Fig. 6.. Loss of plk-3 partially rescues prg-1 meiotic progression defects.

(A) Representative images of TZ and pachytene germ cells stained with DAPI (white), SYP-1 (green), and pSUN-1 (magenta). (B) Graphical representation of average TZ and pachytene cell rows per genotype across germlines analyzed. (C) Quantification of the average total meiotic germ cell rows. Numbers graphed are averages across germlines analyzed. Statistical significance between groups was calculated by one-way analysis of variance (ANOVA) with Bonferroni correction; comparisons not shown on graph: Wild type versus plk-3(ok2812), P < 0.0001; wild type versus plk-3(Δpi), P = 0.0039; prg-1(null);plk-3(ok2812) versus plk-3(Δpi), P < 0.0001; prg-1(null) versus plk-3(ok2812), P < 0.0001; prg-1(null) versus plk-3(Δpi), P < 0.0001; plk-3(ok2812) versus plk-3(Δpi), P = 0.0050. (D) Brood sizes for corresponding genotypes from (B) and (C). Each experiment was conducted at least in triplicate and over at least 25 to 30 germlines analyzed each time.

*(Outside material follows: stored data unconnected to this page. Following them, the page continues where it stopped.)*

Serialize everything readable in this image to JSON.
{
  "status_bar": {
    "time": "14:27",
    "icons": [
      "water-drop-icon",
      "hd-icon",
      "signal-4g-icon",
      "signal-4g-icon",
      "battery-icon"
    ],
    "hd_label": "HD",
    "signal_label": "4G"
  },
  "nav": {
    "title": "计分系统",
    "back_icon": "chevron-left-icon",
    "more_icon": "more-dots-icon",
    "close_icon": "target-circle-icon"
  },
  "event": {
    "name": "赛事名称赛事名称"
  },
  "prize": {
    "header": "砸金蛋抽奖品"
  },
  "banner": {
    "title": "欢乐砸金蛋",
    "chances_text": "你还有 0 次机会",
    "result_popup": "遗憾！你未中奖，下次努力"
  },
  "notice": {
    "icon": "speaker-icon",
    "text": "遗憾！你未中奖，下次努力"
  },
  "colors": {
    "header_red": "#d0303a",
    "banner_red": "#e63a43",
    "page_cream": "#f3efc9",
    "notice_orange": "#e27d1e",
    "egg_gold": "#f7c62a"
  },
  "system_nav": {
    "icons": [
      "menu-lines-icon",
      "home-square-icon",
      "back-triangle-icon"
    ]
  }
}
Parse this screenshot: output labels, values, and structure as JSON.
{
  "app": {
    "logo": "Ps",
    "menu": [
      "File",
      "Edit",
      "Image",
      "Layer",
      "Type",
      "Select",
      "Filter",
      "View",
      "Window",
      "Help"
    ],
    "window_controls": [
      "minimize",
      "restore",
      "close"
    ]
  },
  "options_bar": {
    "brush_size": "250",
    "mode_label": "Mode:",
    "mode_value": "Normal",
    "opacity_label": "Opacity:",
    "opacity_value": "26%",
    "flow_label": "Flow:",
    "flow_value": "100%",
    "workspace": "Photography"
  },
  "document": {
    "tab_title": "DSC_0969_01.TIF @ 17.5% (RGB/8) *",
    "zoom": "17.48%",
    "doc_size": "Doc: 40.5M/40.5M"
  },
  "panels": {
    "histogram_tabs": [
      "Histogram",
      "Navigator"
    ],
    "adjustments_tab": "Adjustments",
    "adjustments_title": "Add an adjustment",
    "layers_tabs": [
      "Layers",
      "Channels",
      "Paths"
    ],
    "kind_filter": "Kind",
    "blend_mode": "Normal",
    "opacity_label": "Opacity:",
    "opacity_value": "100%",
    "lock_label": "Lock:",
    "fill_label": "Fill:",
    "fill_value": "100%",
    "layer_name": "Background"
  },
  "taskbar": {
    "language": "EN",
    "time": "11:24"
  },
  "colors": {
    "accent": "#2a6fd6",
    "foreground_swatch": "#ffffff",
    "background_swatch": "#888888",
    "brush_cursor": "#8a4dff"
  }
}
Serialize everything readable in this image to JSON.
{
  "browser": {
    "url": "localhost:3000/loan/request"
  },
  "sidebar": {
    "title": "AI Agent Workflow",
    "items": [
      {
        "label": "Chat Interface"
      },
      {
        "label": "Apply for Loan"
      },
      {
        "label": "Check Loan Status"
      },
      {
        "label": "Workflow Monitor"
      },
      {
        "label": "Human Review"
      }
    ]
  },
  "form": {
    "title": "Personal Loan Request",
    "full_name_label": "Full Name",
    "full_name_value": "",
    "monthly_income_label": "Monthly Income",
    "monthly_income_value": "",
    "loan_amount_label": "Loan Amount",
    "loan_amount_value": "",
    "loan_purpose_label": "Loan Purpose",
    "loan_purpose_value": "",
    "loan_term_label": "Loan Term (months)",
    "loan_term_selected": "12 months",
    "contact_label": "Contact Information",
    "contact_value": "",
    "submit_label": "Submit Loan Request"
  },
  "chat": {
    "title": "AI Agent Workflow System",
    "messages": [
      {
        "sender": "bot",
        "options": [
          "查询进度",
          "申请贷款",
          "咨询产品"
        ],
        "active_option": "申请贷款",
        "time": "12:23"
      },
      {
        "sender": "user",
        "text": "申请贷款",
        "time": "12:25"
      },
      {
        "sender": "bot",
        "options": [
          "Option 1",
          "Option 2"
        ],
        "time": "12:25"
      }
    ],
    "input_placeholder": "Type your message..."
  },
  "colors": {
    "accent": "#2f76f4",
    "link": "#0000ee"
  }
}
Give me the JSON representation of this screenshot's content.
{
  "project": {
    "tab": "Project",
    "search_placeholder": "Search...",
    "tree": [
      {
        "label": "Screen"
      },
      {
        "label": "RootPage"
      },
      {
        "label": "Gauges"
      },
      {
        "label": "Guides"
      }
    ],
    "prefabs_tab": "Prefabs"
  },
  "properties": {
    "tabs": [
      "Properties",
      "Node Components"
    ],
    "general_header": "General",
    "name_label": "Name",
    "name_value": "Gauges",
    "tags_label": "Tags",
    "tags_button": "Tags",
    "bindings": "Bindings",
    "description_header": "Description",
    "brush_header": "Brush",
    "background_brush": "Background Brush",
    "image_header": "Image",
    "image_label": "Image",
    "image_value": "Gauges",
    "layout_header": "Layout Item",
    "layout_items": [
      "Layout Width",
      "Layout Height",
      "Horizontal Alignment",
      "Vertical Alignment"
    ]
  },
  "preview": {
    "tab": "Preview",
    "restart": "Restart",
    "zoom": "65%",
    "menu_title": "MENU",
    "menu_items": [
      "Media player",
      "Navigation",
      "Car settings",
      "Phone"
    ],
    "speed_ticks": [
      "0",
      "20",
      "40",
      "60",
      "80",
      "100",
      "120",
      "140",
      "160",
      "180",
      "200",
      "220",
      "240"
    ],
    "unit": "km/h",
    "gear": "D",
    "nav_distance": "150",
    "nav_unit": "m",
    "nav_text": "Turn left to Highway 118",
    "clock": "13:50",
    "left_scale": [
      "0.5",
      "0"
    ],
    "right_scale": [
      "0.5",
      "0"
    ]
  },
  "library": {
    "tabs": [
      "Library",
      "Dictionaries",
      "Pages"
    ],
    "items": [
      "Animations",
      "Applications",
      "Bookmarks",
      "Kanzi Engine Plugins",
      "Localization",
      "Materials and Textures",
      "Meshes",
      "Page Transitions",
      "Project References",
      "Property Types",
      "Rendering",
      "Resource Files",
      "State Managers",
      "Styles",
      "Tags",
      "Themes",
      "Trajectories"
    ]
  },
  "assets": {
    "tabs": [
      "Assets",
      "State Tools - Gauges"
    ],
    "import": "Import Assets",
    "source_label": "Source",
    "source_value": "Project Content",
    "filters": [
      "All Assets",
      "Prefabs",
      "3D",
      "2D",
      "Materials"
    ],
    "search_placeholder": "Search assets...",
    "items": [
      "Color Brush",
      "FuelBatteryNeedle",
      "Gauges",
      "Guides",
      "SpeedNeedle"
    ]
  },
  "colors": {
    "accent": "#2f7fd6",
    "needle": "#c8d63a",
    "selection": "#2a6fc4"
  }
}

Fig. 7.. Pachytene piRNAs control spatiotemporal gene expression in the male germline.

Schematic model for regulation of spatiotemporal gene expression in the male germline by the piRNA pathway. In wild-type animals, PRG-1 is expressed most highly beginning in the TZ through the pachytene stage. This expression corresponds with essential meiotic processes such as pairing of homologous chromosomes and crossover formation. Conversely, PLK-3 is only expressed between the progenitor zone and the early TZ. In PRG-1 mutants, the loss of piRNAs leads to meiotic defects and desilencing of PLK-3 during meiotic stages. Together, our data suggest that loss of piRNA silencing such as PLK-3 during meiosis underlies observed meiotic defects.